Watchdog sides with insurers on hospitals charging A&E patients

The state’s insurance watchdog has confirmed that the cost of health claims is being driven up by a government policy that allows hospitals to impose private patient charges on everyone with insurance — even when they end up on trollies because of overcrowding.

The intervention by the Health Insurance Authority (HIA) will be seized on by insurance companies, which are locked in a bitter standoff with health minister Simon Harris over charges.

The insurers claim Harris is using them unfairly to prop up cash-starved public hospitals, even when their customers are entitled to free treatment as emergency patients.

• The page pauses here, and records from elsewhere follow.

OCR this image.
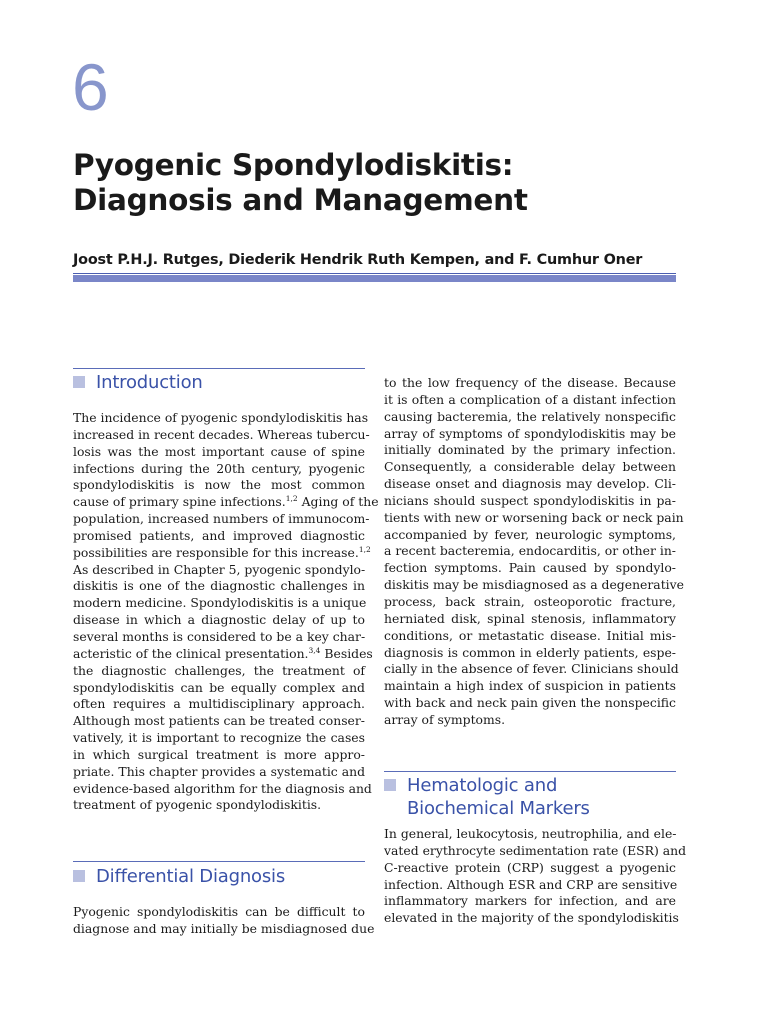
6
Pyogenic Spondylodiskitis:
Diagnosis and Management
Joost P.H.J. Rutges, Diederik Hendrik Ruth Kempen, and F. Cumhur Oner
Introduction
The incidence of pyogenic spondylodiskitis has
increased in recent decades. Whereas tubercu-
losis was the most important cause of spine
infections during the 20th century, pyogenic
spondylodiskitis is now the most common
cause of primary spine infections.$^{1,2}$ Aging of the
population, increased numbers of immunocom-
promised patients, and improved diagnostic
possibilities are responsible for this increase.$^{1,2}$
As described in Chapter 5, pyogenic spondylo-
diskitis is one of the diagnostic challenges in
modern medicine. Spondylodiskitis is a unique
disease in which a diagnostic delay of up to
several months is considered to be a key char-
acteristic of the clinical presentation.$^{3,4}$ Besides
the diagnostic challenges, the treatment of
spondylodiskitis can be equally complex and
often requires a multidisciplinary approach.
Although most patients can be treated conser-
vatively, it is important to recognize the cases
in which surgical treatment is more appro-
priate. This chapter provides a systematic and
evidence-based algorithm for the diagnosis and
treatment of pyogenic spondylodiskitis.
Differential Diagnosis
Pyogenic spondylodiskitis can be difficult to
diagnose and may initially be misdiagnosed due
to the low frequency of the disease. Because
it is often a complication of a distant infection
causing bacteremia, the relatively nonspecific
array of symptoms of spondylodiskitis may be
initially dominated by the primary infection.
Consequently, a considerable delay between
disease onset and diagnosis may develop. Cli-
nicians should suspect spondylodiskitis in pa-
tients with new or worsening back or neck pain
accompanied by fever, neurologic symptoms,
a recent bacteremia, endocarditis, or other in-
fection symptoms. Pain caused by spondylo-
diskitis may be misdiagnosed as a degenerative
process, back strain, osteoporotic fracture,
herniated disk, spinal stenosis, inflammatory
conditions, or metastatic disease. Initial mis-
diagnosis is common in elderly patients, espe-
cially in the absence of fever. Clinicians should
maintain a high index of suspicion in patients
with back and neck pain given the nonspecific
array of symptoms.
Hematologic and
Biochemical Markers
In general, leukocytosis, neutrophilia, and ele-
vated erythrocyte sedimentation rate (ESR) and
C-reactive protein (CRP) suggest a pyogenic
infection. Although ESR and CRP are sensitive
inflammatory markers for infection, and are
elevated in the majority of the spondylodiskitis
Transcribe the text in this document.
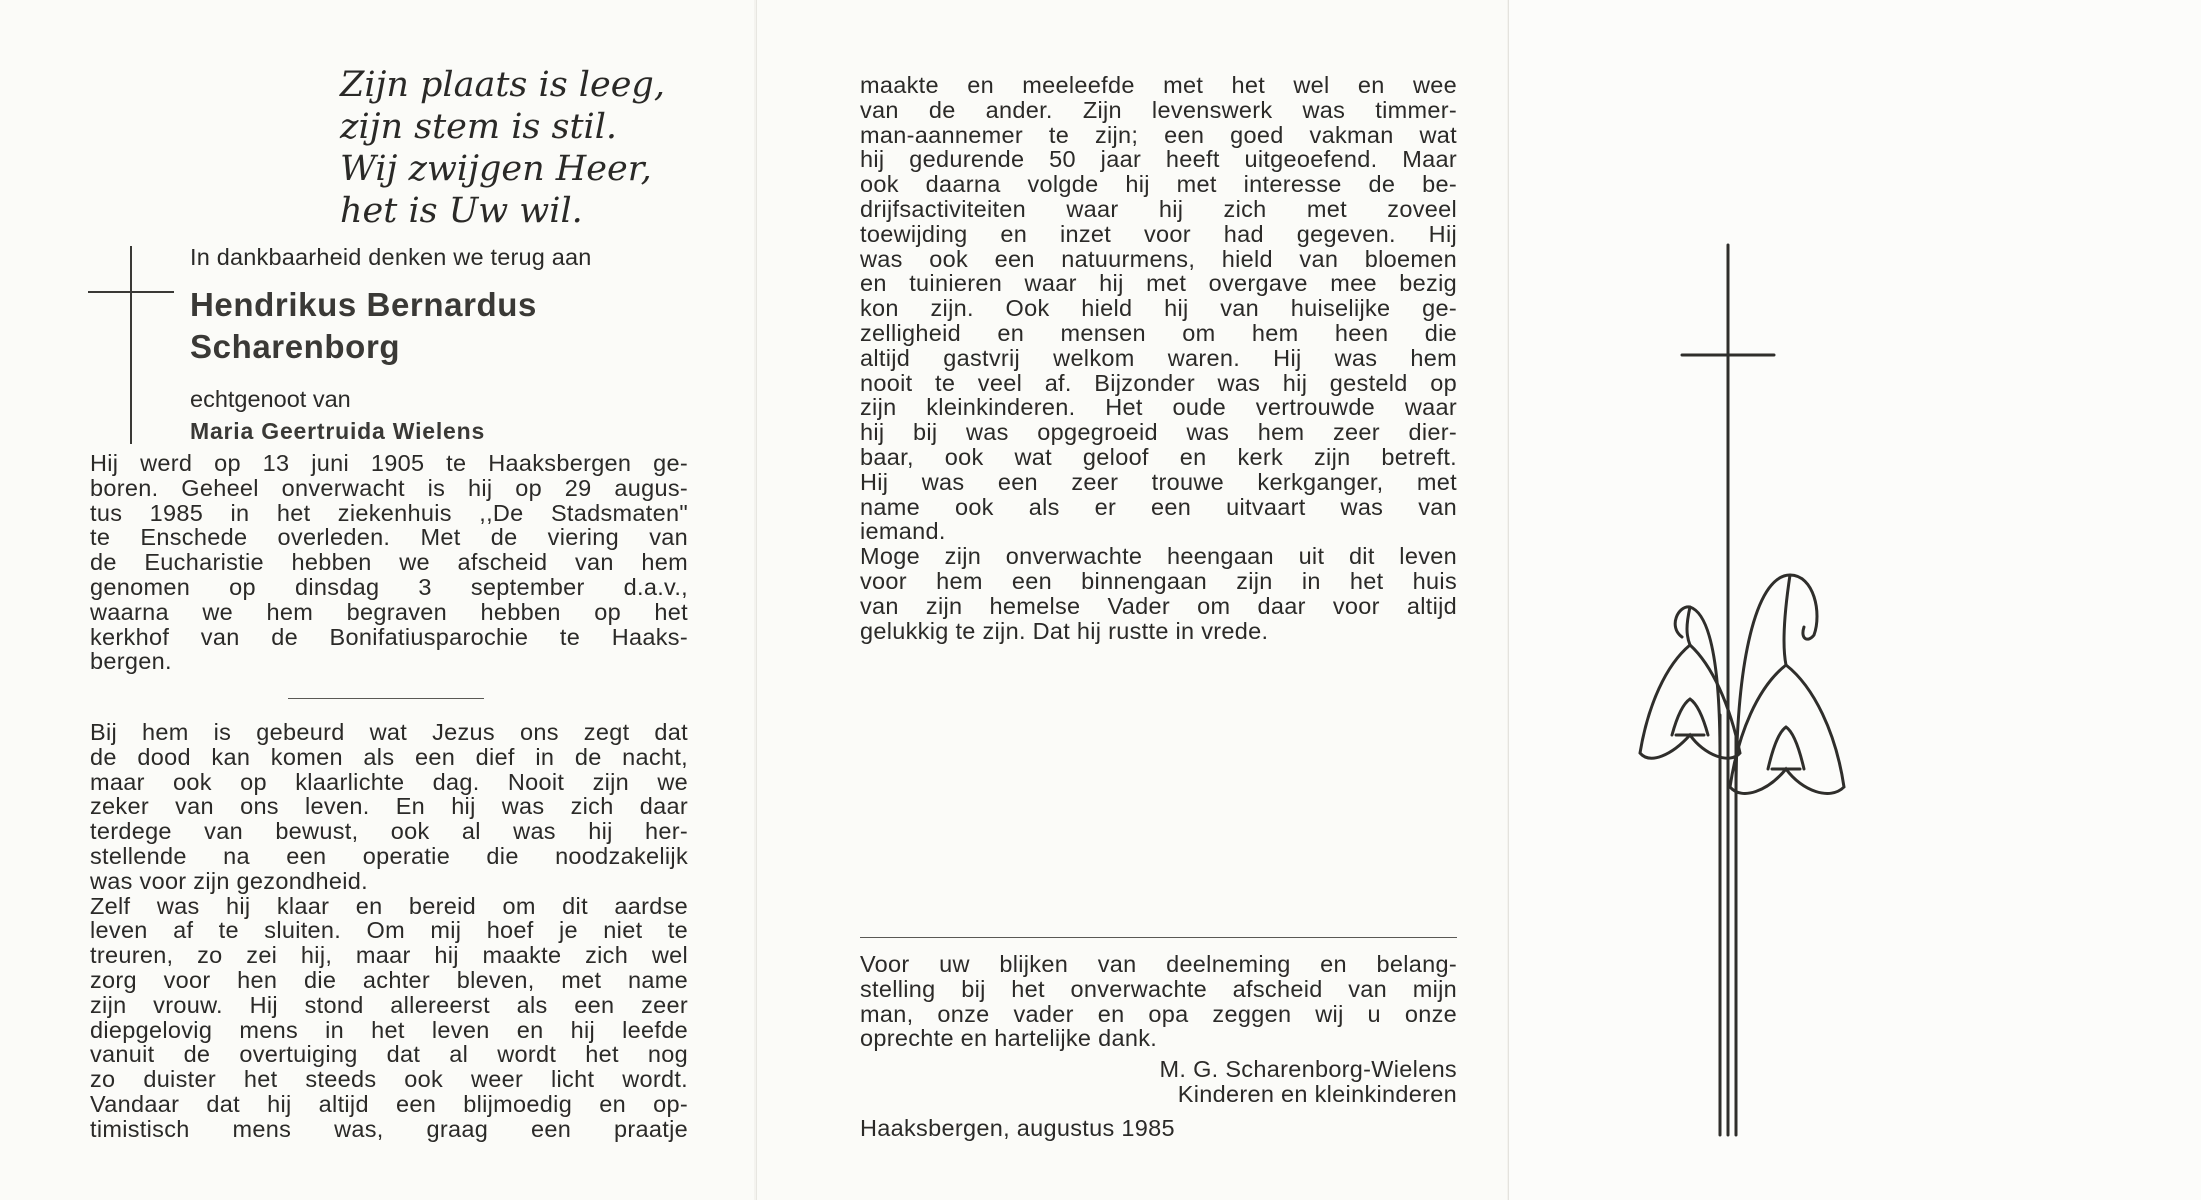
Zijn plaats is leeg,
zijn stem is stil.
Wij zwijgen Heer,
het is Uw wil.
In dankbaarheid denken we terug aan
Hendrikus Bernardus
Scharenborg
echtgenoot van
Maria Geertruida Wielens
Hij werd op 13 juni 1905 te Haaksbergen ge-
boren. Geheel onverwacht is hij op 29 augus-
tus 1985 in het ziekenhuis ,,De Stadsmaten"
te Enschede overleden. Met de viering van
de Eucharistie hebben we afscheid van hem
genomen op dinsdag 3 september d.a.v.,
waarna we hem begraven hebben op het
kerkhof van de Bonifatiusparochie te Haaks-
bergen.
Bij hem is gebeurd wat Jezus ons zegt dat
de dood kan komen als een dief in de nacht,
maar ook op klaarlichte dag. Nooit zijn we
zeker van ons leven. En hij was zich daar
terdege van bewust, ook al was hij her-
stellende na een operatie die noodzakelijk
was voor zijn gezondheid.
Zelf was hij klaar en bereid om dit aardse
leven af te sluiten. Om mij hoef je niet te
treuren, zo zei hij, maar hij maakte zich wel
zorg voor hen die achter bleven, met name
zijn vrouw. Hij stond allereerst als een zeer
diepgelovig mens in het leven en hij leefde
vanuit de overtuiging dat al wordt het nog
zo duister het steeds ook weer licht wordt.
Vandaar dat hij altijd een blijmoedig en op-
timistisch mens was, graag een praatje
maakte en meeleefde met het wel en wee
van de ander. Zijn levenswerk was timmer-
man-aannemer te zijn; een goed vakman wat
hij gedurende 50 jaar heeft uitgeoefend. Maar
ook daarna volgde hij met interesse de be-
drijfsactiviteiten waar hij zich met zoveel
toewijding en inzet voor had gegeven. Hij
was ook een natuurmens, hield van bloemen
en tuinieren waar hij met overgave mee bezig
kon zijn. Ook hield hij van huiselijke ge-
zelligheid en mensen om hem heen die
altijd gastvrij welkom waren. Hij was hem
nooit te veel af. Bijzonder was hij gesteld op
zijn kleinkinderen. Het oude vertrouwde waar
hij bij was opgegroeid was hem zeer dier-
baar, ook wat geloof en kerk zijn betreft.
Hij was een zeer trouwe kerkganger, met
name ook als er een uitvaart was van
iemand.
Moge zijn onverwachte heengaan uit dit leven
voor hem een binnengaan zijn in het huis
van zijn hemelse Vader om daar voor altijd
gelukkig te zijn. Dat hij rustte in vrede.
Voor uw blijken van deelneming en belang-
stelling bij het onverwachte afscheid van mijn
man, onze vader en opa zeggen wij u onze
oprechte en hartelijke dank.
M. G. Scharenborg-Wielens
Kinderen en kleinkinderen
Haaksbergen, augustus 1985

Insurers allege their customers are being pressurised to give up their right to free treatment as public patients so that hospitals can bill the insurers up to €1,000 a night for their care.

In its annual report published last week, the HIA said claims costs since 2014 “were probably higher because of the change in the rules for charging private patients in public hospitals in January 2014”.

Claims costs increased by an average of 3% in 2014, by 6.5% in 2015, and by 1% last year.

This appears to contradict recent claims by Harris that the policy shift has not resulted in hospitals passing more of the expense of health care on to the insurance sector.

“The proportion of patients treated privately in public hospitals remained very stable over recent years and did not increase significantly following the introduction of the new charging regime,” said the health minister in reply to a parliamentary question from the independent TD Clare Daly.

The HIA’s annual report also highlighted how insurers were manipulating their policies to make them less attractive to older people, who account for the bulk of claims costs.

Claims made by those in their seventies, for example, averaged more than €3,200 in 2016, compared with €500 for somebody in their thirties.

Even though insurers are legally barred from discriminating on the basis of age, the HIA found that premiums for those over 60 were 34% higher on average than for younger people.

This is because three of the four health insurers in operation last year confined cover for orthopaedic and other treatments associated with older people to their most expensive plans.

The HIA chief executive Don Gallagher has called for a review of the regulation “to reduce the range of techniques through which insurers seek to segment consumers and differentiate product prices by life stage”.

The HIA reported that 46% of the population had private health insurance last year, with the avergae adult paying a premium of €1,177.

The number of individual health plans continues to proliferate, rising to 373 last year from 360 in 2015 and 355 in 2014.

The state-owned VHI remains the market leader, insuring 52% of the 2.1m people with private cover.

Its customers tend to be older, with VHI insuring 66% of those in their seventies who have private cover and 81% of those aged over 80.

Laya Healthcare, owned by the American insurer AIG, has a 27% market share. Irish Life Health, an outfit which resulted from the merger of Aviva and GloHealth, has a 21% share.